Whether it was his humorous first day of enlistment into the Army or the hardships he faced during the Battle of Okinawa, it was a time the 84-year-old Antioch man can’t forget.
And when Goone leaves Tuesday, June 7, on an Honor Flight Chicago trip to Washington, D.C., to see the war memorials, he expects many of those memories to come flooding back.
Still fresh in his mind is his first memory of the service.
“They asked me when I was drafted, ‘Do you want Army or Navy?’ So I was thinking to myself, ‘Well, the Navy eats good, sleeps clean, I’ll take the Navy,’” Goone said with gleam in his eye. “And he said, ‘Hold out your hand,’ and he stamps Army. And I said, ‘Excuse me, I asked for Navy’. He says, ‘I know, but you’re getting the Army’. I said, ‘Well, why did you ask?’ He said, ‘We gotta ask.’”
There were plenty of bad memories, too, including fighting in the Pacific on the island of Okinawa, where thousands of soldiers were killed.
“I was in Okinawa and it was not too pleasant. I was lucky to come home alive, actually. It was a pretty big battle,” he said.

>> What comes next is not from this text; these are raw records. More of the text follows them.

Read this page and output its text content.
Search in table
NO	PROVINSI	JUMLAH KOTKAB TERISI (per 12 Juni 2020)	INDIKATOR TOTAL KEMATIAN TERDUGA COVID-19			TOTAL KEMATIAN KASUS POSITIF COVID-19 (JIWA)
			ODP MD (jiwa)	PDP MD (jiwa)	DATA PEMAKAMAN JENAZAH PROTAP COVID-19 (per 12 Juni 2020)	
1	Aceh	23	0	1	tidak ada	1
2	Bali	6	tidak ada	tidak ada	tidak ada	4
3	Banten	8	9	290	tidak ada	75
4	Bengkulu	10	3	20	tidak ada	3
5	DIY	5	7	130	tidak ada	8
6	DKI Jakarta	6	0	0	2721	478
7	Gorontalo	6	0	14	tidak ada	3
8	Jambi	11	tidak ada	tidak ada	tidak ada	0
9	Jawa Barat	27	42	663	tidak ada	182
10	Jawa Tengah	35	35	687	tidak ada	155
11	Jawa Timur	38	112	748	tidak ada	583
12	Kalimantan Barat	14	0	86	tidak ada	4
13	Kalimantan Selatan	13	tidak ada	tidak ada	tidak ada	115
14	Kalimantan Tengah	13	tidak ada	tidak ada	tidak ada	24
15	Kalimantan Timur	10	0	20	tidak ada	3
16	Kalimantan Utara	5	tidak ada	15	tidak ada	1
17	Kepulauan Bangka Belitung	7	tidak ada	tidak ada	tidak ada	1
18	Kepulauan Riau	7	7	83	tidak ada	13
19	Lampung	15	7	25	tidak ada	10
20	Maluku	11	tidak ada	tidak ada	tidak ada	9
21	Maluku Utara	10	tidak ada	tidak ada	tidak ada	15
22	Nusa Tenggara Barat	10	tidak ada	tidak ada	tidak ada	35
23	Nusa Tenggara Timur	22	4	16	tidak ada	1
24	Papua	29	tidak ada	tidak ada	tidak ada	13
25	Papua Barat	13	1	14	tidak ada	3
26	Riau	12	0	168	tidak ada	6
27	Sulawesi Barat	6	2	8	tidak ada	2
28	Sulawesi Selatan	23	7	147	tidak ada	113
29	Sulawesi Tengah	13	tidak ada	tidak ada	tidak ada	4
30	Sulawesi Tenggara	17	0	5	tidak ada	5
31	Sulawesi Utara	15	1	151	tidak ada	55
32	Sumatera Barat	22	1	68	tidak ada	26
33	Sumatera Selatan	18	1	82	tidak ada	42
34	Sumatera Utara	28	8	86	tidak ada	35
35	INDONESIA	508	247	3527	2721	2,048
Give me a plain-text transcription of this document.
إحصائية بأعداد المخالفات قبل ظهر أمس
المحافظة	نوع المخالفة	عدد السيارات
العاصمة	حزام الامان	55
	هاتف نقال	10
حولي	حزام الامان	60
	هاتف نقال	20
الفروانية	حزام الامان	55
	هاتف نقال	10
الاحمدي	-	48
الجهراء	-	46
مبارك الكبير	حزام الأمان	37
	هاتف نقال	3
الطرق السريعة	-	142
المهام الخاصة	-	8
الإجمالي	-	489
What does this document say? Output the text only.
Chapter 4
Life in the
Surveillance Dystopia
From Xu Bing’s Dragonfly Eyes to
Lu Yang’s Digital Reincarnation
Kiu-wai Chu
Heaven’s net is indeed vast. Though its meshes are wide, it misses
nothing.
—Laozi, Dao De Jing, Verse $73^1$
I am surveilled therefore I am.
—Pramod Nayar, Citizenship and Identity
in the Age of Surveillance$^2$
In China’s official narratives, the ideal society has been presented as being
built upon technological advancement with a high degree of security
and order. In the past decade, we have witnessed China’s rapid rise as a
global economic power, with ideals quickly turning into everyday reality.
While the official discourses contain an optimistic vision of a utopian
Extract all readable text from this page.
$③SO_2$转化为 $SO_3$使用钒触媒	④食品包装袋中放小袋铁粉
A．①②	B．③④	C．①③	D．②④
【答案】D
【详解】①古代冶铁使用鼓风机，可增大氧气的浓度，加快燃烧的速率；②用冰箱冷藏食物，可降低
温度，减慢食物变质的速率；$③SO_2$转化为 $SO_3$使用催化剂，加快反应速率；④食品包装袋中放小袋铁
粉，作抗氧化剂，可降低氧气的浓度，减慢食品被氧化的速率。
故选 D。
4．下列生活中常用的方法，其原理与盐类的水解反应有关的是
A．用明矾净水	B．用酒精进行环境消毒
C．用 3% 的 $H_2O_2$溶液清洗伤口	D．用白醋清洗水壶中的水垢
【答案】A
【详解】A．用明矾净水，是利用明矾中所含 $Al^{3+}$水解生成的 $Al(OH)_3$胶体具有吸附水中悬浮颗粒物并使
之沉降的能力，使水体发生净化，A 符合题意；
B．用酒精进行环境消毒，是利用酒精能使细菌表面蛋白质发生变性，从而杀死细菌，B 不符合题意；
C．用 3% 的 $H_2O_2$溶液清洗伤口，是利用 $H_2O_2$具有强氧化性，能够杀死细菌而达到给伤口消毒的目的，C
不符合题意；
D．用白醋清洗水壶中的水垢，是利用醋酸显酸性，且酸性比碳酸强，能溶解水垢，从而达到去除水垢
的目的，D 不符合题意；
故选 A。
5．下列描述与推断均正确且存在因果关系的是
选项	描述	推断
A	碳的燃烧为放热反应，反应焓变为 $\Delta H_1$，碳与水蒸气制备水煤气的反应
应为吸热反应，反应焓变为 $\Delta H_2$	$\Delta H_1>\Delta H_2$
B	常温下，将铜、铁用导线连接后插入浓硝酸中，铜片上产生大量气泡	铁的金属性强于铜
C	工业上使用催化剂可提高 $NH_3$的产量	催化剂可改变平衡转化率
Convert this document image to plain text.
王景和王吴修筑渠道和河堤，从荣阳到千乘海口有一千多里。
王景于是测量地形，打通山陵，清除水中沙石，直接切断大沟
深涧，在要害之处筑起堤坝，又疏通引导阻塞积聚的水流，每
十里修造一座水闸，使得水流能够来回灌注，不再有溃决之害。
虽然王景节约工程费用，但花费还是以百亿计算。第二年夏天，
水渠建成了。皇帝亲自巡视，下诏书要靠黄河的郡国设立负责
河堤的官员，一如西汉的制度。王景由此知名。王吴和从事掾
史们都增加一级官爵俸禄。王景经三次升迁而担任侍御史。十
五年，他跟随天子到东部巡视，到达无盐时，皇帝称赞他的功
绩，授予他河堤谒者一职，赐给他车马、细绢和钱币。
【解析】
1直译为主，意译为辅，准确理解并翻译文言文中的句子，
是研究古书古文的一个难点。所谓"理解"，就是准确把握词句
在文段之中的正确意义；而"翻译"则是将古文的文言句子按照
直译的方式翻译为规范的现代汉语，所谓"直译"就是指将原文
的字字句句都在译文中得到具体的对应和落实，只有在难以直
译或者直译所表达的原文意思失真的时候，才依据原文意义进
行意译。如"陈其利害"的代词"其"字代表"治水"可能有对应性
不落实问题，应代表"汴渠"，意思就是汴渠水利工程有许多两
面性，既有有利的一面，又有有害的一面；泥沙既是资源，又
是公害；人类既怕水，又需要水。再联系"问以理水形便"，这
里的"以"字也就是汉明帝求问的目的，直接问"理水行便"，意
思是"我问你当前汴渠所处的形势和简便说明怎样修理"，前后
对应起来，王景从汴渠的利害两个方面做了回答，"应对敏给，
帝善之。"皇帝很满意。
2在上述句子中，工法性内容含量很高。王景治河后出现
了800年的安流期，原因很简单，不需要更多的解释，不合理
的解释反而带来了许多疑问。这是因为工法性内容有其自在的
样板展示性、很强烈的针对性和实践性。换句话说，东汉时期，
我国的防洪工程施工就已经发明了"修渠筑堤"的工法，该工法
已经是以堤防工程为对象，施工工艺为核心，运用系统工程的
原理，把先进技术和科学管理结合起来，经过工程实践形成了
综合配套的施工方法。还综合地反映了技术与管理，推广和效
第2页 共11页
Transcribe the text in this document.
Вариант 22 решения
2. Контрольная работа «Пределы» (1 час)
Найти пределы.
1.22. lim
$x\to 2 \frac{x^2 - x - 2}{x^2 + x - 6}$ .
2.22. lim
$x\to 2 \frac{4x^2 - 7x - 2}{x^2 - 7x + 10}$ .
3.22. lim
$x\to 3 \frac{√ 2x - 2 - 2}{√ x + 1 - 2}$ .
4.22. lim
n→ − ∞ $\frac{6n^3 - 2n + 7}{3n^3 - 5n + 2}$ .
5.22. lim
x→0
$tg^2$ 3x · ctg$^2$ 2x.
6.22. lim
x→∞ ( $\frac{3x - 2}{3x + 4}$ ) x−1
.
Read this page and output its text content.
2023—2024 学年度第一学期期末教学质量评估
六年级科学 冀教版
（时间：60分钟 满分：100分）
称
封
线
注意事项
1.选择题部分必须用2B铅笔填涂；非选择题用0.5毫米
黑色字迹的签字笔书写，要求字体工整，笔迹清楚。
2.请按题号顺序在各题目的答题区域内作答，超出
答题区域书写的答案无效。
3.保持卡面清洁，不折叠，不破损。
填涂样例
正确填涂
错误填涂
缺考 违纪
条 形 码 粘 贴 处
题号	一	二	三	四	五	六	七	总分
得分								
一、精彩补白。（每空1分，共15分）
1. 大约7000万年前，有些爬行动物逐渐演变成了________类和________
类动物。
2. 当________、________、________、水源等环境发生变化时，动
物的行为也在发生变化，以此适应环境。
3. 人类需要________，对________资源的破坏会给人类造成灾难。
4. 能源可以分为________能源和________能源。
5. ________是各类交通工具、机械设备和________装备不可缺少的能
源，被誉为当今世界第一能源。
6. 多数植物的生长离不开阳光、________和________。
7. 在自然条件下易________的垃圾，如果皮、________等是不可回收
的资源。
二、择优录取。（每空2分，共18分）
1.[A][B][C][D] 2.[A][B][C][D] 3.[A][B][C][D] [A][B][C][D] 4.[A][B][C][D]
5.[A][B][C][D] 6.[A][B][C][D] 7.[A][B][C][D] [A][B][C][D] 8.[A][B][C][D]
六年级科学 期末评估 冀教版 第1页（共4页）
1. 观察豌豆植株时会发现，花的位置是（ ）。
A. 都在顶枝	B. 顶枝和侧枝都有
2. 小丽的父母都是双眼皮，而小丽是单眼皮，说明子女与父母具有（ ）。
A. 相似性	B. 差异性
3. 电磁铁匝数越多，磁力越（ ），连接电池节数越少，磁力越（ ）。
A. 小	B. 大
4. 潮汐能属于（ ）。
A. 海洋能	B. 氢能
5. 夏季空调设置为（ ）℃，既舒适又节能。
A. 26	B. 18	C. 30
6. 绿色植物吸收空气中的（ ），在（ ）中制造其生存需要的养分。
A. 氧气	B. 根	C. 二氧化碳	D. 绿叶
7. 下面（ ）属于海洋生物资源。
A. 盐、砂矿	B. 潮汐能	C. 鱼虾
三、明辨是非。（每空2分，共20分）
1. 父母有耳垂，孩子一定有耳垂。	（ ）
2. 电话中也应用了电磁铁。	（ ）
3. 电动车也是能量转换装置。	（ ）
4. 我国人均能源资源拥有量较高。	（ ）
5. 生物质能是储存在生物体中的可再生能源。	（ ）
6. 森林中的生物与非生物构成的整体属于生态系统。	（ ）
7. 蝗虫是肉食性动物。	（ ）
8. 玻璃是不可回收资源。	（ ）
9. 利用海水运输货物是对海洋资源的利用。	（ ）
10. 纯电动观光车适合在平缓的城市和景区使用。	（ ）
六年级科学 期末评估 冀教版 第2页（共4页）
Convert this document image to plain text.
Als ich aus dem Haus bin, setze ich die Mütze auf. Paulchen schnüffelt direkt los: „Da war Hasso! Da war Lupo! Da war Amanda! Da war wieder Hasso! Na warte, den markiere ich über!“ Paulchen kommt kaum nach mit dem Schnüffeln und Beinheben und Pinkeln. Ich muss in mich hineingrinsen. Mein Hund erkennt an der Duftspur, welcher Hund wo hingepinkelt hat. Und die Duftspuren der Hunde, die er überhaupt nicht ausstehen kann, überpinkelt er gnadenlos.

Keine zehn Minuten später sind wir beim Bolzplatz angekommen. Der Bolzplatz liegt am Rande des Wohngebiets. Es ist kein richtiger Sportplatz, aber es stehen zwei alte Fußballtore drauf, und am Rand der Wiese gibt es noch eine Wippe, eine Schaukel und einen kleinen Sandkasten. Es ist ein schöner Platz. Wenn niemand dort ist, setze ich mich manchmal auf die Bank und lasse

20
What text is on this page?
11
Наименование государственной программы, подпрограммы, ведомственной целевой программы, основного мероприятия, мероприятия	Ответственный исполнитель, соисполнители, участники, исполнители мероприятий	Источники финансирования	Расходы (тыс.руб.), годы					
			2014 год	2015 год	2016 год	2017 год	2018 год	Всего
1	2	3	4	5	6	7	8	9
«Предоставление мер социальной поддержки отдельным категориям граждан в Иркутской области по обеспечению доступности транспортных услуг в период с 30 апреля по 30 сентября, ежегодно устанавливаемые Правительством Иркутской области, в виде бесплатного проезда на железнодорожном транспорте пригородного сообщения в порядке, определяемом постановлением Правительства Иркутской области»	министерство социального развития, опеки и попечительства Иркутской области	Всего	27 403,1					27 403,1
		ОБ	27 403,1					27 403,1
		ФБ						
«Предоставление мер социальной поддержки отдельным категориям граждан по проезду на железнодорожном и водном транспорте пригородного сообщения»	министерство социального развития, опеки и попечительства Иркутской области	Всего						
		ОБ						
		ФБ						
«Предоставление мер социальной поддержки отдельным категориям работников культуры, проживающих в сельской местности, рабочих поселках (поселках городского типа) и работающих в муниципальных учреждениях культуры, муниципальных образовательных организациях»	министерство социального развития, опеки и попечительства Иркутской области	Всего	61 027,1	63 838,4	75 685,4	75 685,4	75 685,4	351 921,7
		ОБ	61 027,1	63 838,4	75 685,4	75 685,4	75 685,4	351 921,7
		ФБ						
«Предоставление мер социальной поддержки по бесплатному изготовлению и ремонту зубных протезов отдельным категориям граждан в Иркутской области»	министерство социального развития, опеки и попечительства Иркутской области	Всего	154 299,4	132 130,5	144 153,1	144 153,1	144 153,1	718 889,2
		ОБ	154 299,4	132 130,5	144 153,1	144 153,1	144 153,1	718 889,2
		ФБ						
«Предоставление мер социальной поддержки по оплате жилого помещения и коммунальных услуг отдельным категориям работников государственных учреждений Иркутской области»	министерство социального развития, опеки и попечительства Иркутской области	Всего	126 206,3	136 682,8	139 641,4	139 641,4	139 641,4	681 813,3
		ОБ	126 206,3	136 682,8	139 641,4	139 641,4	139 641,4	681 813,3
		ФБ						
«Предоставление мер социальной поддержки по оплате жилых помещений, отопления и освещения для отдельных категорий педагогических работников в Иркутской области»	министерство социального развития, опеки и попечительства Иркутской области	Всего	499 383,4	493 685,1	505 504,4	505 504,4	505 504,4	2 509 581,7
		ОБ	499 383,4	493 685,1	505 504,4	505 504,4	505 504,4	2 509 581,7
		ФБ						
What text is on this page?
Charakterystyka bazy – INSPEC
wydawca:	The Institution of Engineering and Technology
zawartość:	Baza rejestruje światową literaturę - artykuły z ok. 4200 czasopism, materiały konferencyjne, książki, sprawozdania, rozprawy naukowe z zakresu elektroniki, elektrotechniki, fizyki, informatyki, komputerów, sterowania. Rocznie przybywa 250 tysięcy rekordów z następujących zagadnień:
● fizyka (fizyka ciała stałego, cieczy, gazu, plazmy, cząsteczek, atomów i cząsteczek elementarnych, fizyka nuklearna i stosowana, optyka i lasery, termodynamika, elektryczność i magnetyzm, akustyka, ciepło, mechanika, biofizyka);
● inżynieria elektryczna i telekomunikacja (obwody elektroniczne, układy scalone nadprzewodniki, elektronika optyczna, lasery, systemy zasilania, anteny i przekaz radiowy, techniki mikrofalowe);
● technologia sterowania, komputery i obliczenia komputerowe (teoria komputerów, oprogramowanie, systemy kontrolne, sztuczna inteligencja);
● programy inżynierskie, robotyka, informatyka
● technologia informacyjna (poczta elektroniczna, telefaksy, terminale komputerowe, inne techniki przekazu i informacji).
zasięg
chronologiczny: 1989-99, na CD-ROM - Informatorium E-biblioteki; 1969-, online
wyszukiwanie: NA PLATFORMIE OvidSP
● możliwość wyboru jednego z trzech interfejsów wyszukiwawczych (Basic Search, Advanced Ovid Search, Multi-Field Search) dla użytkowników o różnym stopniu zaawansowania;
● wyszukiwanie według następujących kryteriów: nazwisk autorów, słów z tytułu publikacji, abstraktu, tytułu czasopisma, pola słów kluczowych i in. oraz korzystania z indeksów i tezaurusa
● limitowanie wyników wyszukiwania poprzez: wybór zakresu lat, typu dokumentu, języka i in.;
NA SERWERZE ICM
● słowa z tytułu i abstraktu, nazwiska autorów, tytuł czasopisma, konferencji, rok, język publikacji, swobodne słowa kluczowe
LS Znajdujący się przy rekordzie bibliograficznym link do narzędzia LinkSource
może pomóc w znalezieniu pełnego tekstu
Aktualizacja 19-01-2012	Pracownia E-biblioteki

Goone was just 18 when he went to war. He served a part of the Seventh Infantry Division for a little more than two years.
His trip to Washington will include visits to the World War II, Lincoln, Korean and Vietnam memorials. If time allows, he and the other veterans on the trip also will have the opportunity to visit the Smithsonian National Air and Space Museum.
The all-expense-paid trip is courtesy of Honor Flight Chicago, a nonprofit organization started in February 2008 that has brought more than 2,100 veterans to Washington.
Goone is a retired insurance agent and broker of 52 years at his own agency called Goone Insurance Agency. A woman Goone worked with told him about the Honor Flight program and gave him the phone number to call.
A few months later, he was chosen to make the trip.
“I’m feeling pretty good about it,” he said. “It is really something else that is different than most things, and I’m really looking forward to it.”
He’s also looking forward to making new friends and meeting old ones on the trip.
“I will probably be friends with everybody before it’s over,” Goone said.
About 97 veterans will attend the June 7 trip to Washington, D.C., which normally turns out to be a moving day, organizers say.
“I call a plethora of the vets after the flight,” said Jody Kopsky, vice president of Honor Flight Chicago. “We have people tell us short of the day they got married and the birth of their children, that it’s the best day of their lives. So it’s a big deal.”